Fair-value estimates in the short-term can be a poor indicator of an asset’s eventual worth, especially when markets aren’t functioning smoothly. The problem with relying on management’s intentions is that they may be even less reliable.

At the end of the day, Weil is correct that at least now these zombie financials make available the data that investors can use on a quarterly basis (if the latter were so inclined, of course) to uncover just how ugly the real picture below the surface for all these firms is.

But why care, when you have every major media outlet blasting soothing elevator music and Cramer's garbled and rasping monolog on how if Paulson is buying BAC, things are all good (last time we checked the balancing side of a relative value strategy, i.e., the not so long one or, heaven-forbid, something based in uber complex OTC products such as CDS, does not have to be disclosed, but why would that matter when one has a clearly defined agenda of nothing but spin).

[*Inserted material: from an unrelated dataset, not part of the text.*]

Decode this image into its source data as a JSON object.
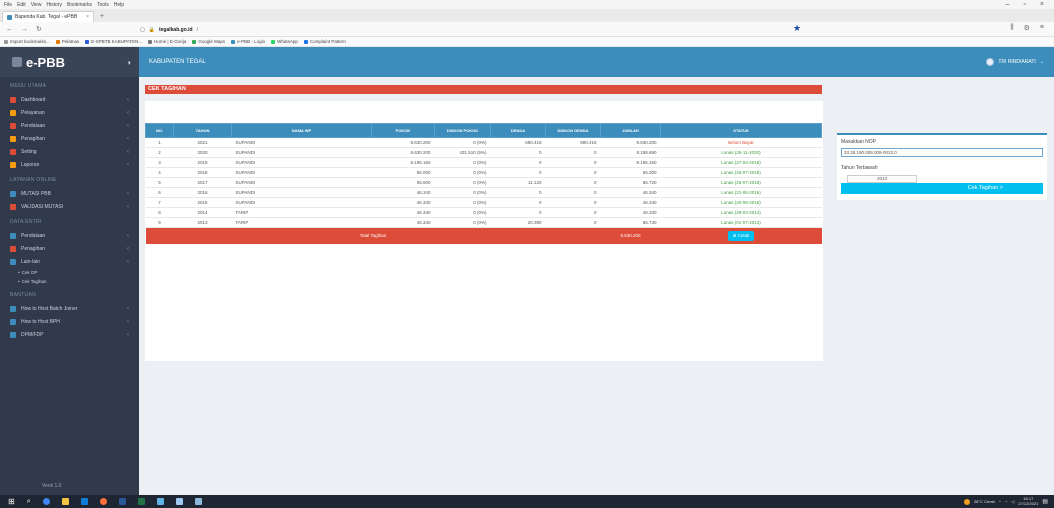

One can only hope that the FASB doesn't get a call from Steve Rattner in the next few months (from whatever position he currently occupies somewhere/anywhere), and is forced to promptly change its mind on expanding the rule on Fair Value Accounting, which would force all these toxic zombie nightmares to converge on the massive difference between Fair and Carrying Value.

Of course, if that happens, looks for Obama to promptly start preparing the public for the inevitable and much needed round 2 of TARP. I, for one, can't wait.